Both models offer what Finkelhor has criticised the PTSD model for not offering - an account of the event, the relationship and the situation. Both models pay attention to the affective and the cognitive realm. The PSORM particularly takes account of the assumptions and coping mechanisms developed as a result of the abuse, its aftermath and the situation and relationships within which the abuse took place. In addition, by identifying Target Problems CAT can focus - more clearly than the object relations model - on the symptoms and the meaning of the symptoms if PTSD is present.
To summarise: Childhood sexual abuse is a very difficult subject and a very new subject Just as our clients find it difficult to make sense of the experience, so too do we as a society and as professionals. That we do not yet have an agreed definition, and that our definitions are biased by ideology, theory and culture is also difficult for clients. How can this event have meaning and be integrated for the individual if the culture cannot give it meaning and integrate the experience? Another difficulty is located within the individual who doesn’t know whether she is one of many or only a few. Is it the individual’s efforts which must overcome the trauma, or can we culturally and professionally help to acknowledge the problem? We are just beginning to understand childhood sexual abuse and what it means for individuals and for society. We do know that some people are adversely affected by it. Mental health professionals are being called upon increasingly to cope with the consequences. Therefore it is important that we attempt to understand the nature and scope of the problem both for the individual and for society.

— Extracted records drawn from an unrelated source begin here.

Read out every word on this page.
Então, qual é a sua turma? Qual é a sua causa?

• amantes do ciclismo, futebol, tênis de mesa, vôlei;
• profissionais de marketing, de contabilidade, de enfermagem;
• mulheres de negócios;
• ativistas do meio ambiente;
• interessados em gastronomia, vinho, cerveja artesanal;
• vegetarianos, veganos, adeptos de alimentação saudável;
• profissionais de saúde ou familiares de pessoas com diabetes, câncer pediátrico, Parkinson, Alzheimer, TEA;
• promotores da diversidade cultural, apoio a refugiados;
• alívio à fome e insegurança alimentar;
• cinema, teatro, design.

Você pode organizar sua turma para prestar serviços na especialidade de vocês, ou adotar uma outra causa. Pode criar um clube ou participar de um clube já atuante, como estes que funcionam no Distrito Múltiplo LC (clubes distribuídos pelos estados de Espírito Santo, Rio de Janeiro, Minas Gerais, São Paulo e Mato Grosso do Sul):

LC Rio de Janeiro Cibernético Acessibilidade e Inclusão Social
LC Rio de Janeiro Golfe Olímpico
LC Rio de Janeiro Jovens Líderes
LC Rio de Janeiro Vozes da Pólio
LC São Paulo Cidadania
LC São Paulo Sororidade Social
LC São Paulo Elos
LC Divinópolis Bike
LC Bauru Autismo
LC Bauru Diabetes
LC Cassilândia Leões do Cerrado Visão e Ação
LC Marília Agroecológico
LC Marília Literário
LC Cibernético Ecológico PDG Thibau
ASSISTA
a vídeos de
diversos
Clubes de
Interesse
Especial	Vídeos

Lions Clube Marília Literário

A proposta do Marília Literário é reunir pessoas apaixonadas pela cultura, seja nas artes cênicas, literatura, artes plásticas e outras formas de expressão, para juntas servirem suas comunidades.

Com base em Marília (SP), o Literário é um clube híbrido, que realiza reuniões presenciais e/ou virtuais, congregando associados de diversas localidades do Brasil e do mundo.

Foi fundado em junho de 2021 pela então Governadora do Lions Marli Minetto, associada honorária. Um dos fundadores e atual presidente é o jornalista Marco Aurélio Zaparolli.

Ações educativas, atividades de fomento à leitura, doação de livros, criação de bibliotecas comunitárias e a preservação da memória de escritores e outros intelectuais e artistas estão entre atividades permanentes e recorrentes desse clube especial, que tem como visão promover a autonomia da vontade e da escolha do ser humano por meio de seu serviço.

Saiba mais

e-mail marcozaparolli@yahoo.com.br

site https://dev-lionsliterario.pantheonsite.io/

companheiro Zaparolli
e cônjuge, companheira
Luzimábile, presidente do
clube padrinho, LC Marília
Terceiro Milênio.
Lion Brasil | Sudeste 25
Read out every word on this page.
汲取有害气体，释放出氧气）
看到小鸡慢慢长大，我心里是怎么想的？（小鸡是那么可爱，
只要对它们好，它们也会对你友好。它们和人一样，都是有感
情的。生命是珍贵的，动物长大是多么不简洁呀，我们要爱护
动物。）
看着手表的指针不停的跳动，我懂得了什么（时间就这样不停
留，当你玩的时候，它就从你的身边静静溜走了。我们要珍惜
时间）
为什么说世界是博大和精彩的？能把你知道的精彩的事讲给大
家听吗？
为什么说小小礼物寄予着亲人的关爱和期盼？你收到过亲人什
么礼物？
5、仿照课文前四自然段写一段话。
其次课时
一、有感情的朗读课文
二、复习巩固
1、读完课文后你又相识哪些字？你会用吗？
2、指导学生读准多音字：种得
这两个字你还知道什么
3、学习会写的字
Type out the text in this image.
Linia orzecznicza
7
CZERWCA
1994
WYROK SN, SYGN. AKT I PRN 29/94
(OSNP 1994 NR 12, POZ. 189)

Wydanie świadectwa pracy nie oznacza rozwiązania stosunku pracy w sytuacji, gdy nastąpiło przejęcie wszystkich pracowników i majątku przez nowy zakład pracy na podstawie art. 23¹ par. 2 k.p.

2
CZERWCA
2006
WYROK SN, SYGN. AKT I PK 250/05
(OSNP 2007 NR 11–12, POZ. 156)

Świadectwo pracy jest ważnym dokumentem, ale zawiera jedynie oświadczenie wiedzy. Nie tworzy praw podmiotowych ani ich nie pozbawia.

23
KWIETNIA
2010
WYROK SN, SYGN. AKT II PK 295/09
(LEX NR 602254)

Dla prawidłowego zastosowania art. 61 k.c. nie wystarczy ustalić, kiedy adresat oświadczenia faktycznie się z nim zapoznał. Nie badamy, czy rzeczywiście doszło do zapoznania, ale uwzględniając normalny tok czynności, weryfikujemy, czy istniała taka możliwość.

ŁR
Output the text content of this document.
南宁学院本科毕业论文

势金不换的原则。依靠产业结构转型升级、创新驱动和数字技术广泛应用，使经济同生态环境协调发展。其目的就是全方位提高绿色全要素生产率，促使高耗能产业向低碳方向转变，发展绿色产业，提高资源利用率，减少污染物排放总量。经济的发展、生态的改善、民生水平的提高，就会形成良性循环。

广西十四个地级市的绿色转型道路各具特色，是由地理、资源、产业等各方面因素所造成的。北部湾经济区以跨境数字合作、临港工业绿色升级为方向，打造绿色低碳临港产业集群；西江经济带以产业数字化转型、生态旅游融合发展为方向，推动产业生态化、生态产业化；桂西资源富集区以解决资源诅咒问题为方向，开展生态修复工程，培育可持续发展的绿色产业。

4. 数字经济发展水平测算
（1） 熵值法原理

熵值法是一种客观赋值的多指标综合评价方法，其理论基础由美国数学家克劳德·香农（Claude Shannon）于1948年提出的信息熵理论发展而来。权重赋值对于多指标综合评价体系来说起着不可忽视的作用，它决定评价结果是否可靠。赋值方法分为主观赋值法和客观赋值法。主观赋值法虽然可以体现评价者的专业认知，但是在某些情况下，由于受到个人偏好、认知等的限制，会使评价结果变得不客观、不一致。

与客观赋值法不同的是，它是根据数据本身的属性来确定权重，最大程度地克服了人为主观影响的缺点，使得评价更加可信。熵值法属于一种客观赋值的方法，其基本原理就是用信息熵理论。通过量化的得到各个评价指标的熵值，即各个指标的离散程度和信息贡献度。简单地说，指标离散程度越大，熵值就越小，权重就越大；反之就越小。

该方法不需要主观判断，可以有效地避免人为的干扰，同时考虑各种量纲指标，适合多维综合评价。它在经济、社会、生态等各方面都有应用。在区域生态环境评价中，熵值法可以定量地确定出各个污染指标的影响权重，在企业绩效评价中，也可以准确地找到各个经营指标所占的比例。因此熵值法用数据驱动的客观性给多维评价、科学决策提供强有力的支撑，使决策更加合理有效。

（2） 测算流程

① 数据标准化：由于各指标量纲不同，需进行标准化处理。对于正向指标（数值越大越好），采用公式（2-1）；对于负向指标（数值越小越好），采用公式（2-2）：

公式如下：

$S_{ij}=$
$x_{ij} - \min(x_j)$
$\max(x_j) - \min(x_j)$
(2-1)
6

In terms of CAT practice, I have found studying the subject in terms of definition, numbers, theory and effects extremely helpful. We are in some ways groping in the dark as much as anyone in the field. We do not know what numbers we are treating or why so many people are presenting with a history of sexual abuse. We need to monitor numbers, and consider definitions that are helpful to our clients
It is now clear to me that the event and the meaning of the event for the individual are extremely important. Both in terms of reformulation and of subsequent sessions the therapeutic task seems to be to help the client make sense of the event in the context of her own life. It is obviously difficult both for the therapist and for the client to hold onto this, but if the meaning the event has for the individual is not given adequate attention and consideration then change will, I predict, be difficult. We also need to pay attention to techniques that help to alleviate some of the very distressing symptoms of PTSD (when present), and help the client manage these symptoms as well as addressing their underlying causes.